Hermann Buhl Institute for Hypoxia and Sleep Medicine Research, Paracelsus Medical University, Salzburg, Ghersburgstr. 9, 83043, Bad Aibling, Germany.
Sleep Breath. 2011 Jan;15(1):107-12. doi: 10.1007/s11325-010-0332-9. Epub 2010 Mar 4.
The aim of the study was to investigate the need for pressure change in patients with sleep-disordered breathing (SDB) several weeks after therapy initiation. We prospectively studied 905 consecutive patients (740 men and 165 women) with SDB and therapeutic intervention with continuous positive airway pressure (CPAP)/bilevel PAP.
Several weeks after therapy initiation, patients were restudied for control, and pressure was optimized if it was necessary. The differences in CPAP pressure from initial treatment and control night were assessed. Anthropometric data, polysomnography data, Epworth sleepiness scale, and Berlin questionnaire scores were correlated to pressure differences from the first and control titration nights.
Pressure change was needed in 511 patients (58.2%). Pressure increase was more frequent than pressure reduction (41.7% vs. 11.7%). Mean pressure increase in CPAP was 1.3 mbar, and mean decrease, 1.6 mbar. In the bilevel PAP group, the mean increase in inspiratory pressure was 1.2 mbar, and in expiratory pressure, 0.8 mbar; the mean decrease in inspiratory pressure was 1.9 mbar, and in expiratory pressure, 1.4 mbar. No correlation was found between anthropometric data, sleep efficacy, the amount of rapid eye movement sleep per night, or questionnaire scores and pressure change.

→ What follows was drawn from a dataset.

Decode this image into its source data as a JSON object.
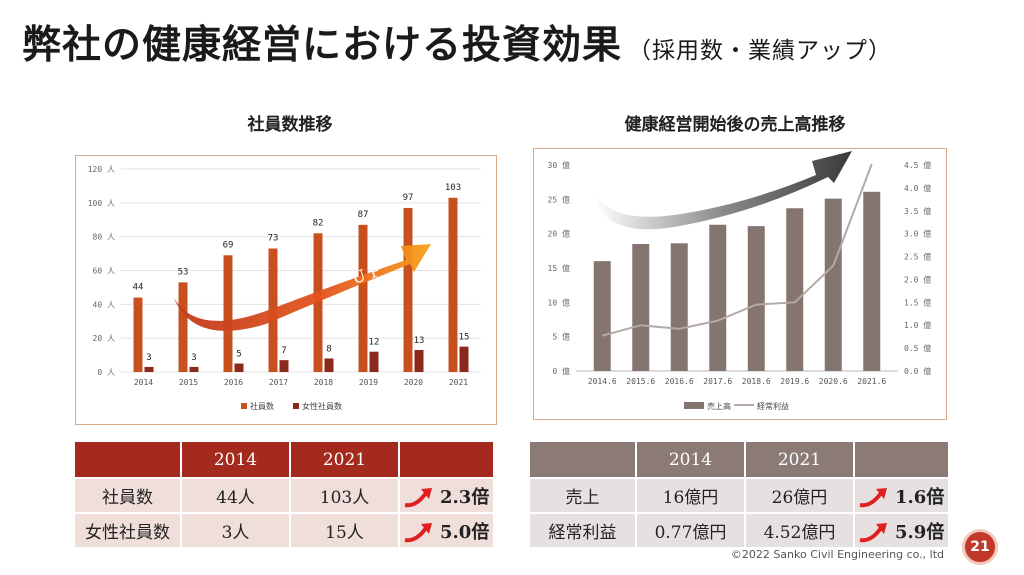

Our results show that pressure changes are necessary in the majority of patients several weeks after therapy initiation. Therefore, re-evaluation of therapy pressure is useful.
本研究旨在探讨睡眠呼吸障碍(SDB)患者治疗开始数周后压力变化的需求。我们前瞻性研究了 905 例连续 SDB 患者(740 名男性和 165 名女性),并采用持续气道正压通气(CPAP)/双水平气道正压通气(BiPAP)进行治疗。
治疗开始数周后,对患者进行复查以进行控制,并在必要时优化压力。评估初始治疗和对照夜间 CPAP 压力的差异。将人体测量学数据、多导睡眠图数据、Epworth 嗜睡量表和柏林问卷评分与首次和对照滴定夜间的压力差异相关联。
511 例患者(58.2%)需要调整压力。压力增加的频率高于压力降低(41.7%比 11.7%)。CPAP 平均压力增加 1.3 毫巴,平均降低 1.6 毫巴。在双水平 PAP 组中,吸气压力的平均增加为 1.2 毫巴,呼气压力的平均增加为 0.8 毫巴;吸气压力的平均降低为 1.9 毫巴,呼气压力的平均降低为 1.4 毫巴。人体测量学数据、睡眠效果、每晚快速眼动睡眠时间、问卷评分与压力变化之间均无相关性。
我们的研究结果表明,治疗开始数周后,大多数患者需要调整压力。因此,重新评估治疗压力是有用的。